The CEC offers a hands-on simulation lab that stages medical scenarios via training sessions and exercises for nurses, physicians and other medical specialists so they can experience dramatic – and often traumatic – patient situations. High-technology mannequins with audio and visual capabilities are used to make the experiences more life-like.

They can talk, scream, bleed – while giving birth or during open heart surgery, for example – and can have – or suddenly lose – a heartbeat, depending on the training objective.

In staging a car wreck victim scene or creating a fractured tibia or burn, Hill gives live training sessions a realistic feel with his special effects artistry on the mannequins. He dabbled with drawing, painting and film in the past, so transferring his skills from the canvas to recreating human traumas and conditions on mannequins has certainly been interesting, and at times, challenging.

“I use similar brushes and techniques as with painting, so it wasn’t a completely unnatural transition,” Hill said, “but there’s been a steep learning curve when it comes to the medical conditions and terminology.”

That’s why he seeks advice and input from Ascension Seton nurses and physicians on how to best create realistic scenes. Listen to him for a little while, however, and you’d never know Hill isn’t a nurse or doctor himself as he rattles off conditions he and his co-workers have recreated inside the nearly dozen CEC rooms.
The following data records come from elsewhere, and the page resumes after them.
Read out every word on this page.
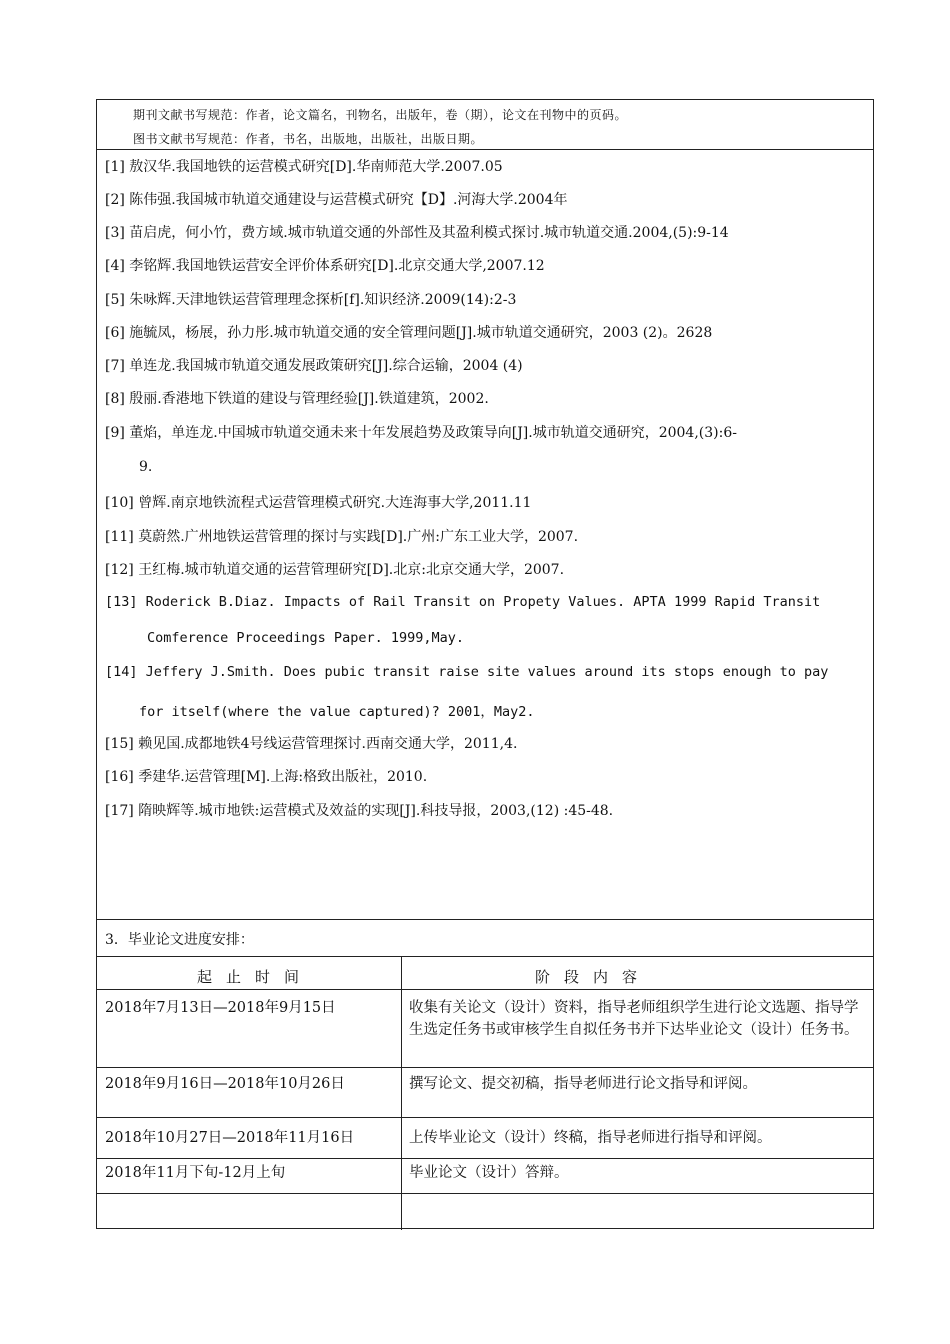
期刊文献书写规范：作者，论文篇名，刊物名，出版年，卷（期），论文在刊物中的页码。
图书文献书写规范：作者，书名，出版地，出版社，出版日期。
[1] 敖汉华.我国地铁的运营模式研究[D].华南师范大学.2007.05
[2] 陈伟强.我国城市轨道交通建设与运营模式研究【D】.河海大学.2004年
[3] 苗启虎，何小竹，费方域.城市轨道交通的外部性及其盈利模式探讨.城市轨道交通.2004,(5):9-14
[4] 李铭辉.我国地铁运营安全评价体系研究[D].北京交通大学,2007.12
[5] 朱咏辉.天津地铁运营管理理念探析[f].知识经济.2009(14):2-3
[6] 施毓凤，杨展，孙力彤.城市轨道交通的安全管理问题[J].城市轨道交通研究，2003 (2)。2628
[7] 单连龙.我国城市轨道交通发展政策研究[J].综合运输，2004 (4)
[8] 殷丽.香港地下铁道的建设与管理经验[J].铁道建筑，2002.
[9] 董焰，单连龙.中国城市轨道交通未来十年发展趋势及政策导向[J].城市轨道交通研究，2004,(3):6-
9.
[10] 曾辉.南京地铁流程式运营管理模式研究.大连海事大学,2011.11
[11] 莫蔚然.广州地铁运营管理的探讨与实践[D].广州:广东工业大学，2007.
[12] 王红梅.城市轨道交通的运营管理研究[D].北京:北京交通大学，2007.
[13] Roderick B.Diaz. Impacts of Rail Transit on Propety Values. APTA 1999 Rapid Transit
Comference Proceedings Paper. 1999,May.
[14] Jeffery J.Smith. Does pubic transit raise site values around its stops enough to pay
for itself(where the value captured)? 2001，May2.
[15] 赖见国.成都地铁4号线运营管理探讨.西南交通大学，2011,4.
[16] 季建华.运营管理[M].上海:格致出版社，2010.
[17] 隋映辉等.城市地铁:运营模式及效益的实现[J].科技导报，2003,(12) :45-48.
3．毕业论文进度安排：
起止时间	阶段内容
2018年7月13日—2018年9月15日	收集有关论文（设计）资料，指导老师组织学生进行论文选题、指导学生选定任务书或审核学生自拟任务书并下达毕业论文（设计）任务书。
2018年9月16日—2018年10月26日	撰写论文、提交初稿，指导老师进行论文指导和评阅。
2018年10月27日—2018年11月16日	上传毕业论文（设计）终稿，指导老师进行指导和评阅。
2018年11月下旬-12月上旬	毕业论文（设计）答辩。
The mannequins can be eerily lifelike and range in age and size from newborns, infants and children to adult women and men. Some are used for more basic procedures, such as fractures or burns, while the “high-fidelity” simulators can be programmed to replicate more advanced situations.

“The mannequins bring everything to life and can make you think they are real people,” Hill said. “The first time I did a birthing simulation, I was afraid of dropping the baby. It really puts you into the mindset where you have to think, react and perform the right procedure.”

It’s this mindset that Ascension Seton leaders were looking to cultivate when the idea for a live skills center first emerged. Yvonne VanDyke, senior vice president for nursing and clinical education, noted the center is a collaborative effort involving leaders from area nursing and allied health programs, as well as community leaders concerned about the future of medical education locally.

“There is a need within the community to provide a pipeline to support the future of care,” VanDyke said, “so we responded and now have the space and resources to support learning all the way from nursing and medical students who have never experienced care in a live setting to experienced clinical staff looking to operationally improve the patient experience or test new devices.”

As Central Texas’ largest clinical educational facility, the CEC plays a critical role in healthcare education. It hosts bioskills labs, where physicians can learn new procedures and be trained on using new medical devices. It also has a medical library, conference rooms and computer labs.

Ascension Seton has educational partnerships with Austin Community College, Concordia University and Texas Tech University, whose students regularly use the CEC. With the opening of Dell Medical School at The University of Texas in 2016, VanDyke said Ascension Seton envisions growing these relationships while exploring new opportunities to play a greater role in medical education.

For now, Hill looks forward to coming to work each day to see what’s in store.

“I love the teamwork we have here and love the creative freedom to own my projects,” he said. “More importantly, I like knowing that what I do can help young nurses and physicians make the transition to offer the best patient care – and maybe help save someone’s life.”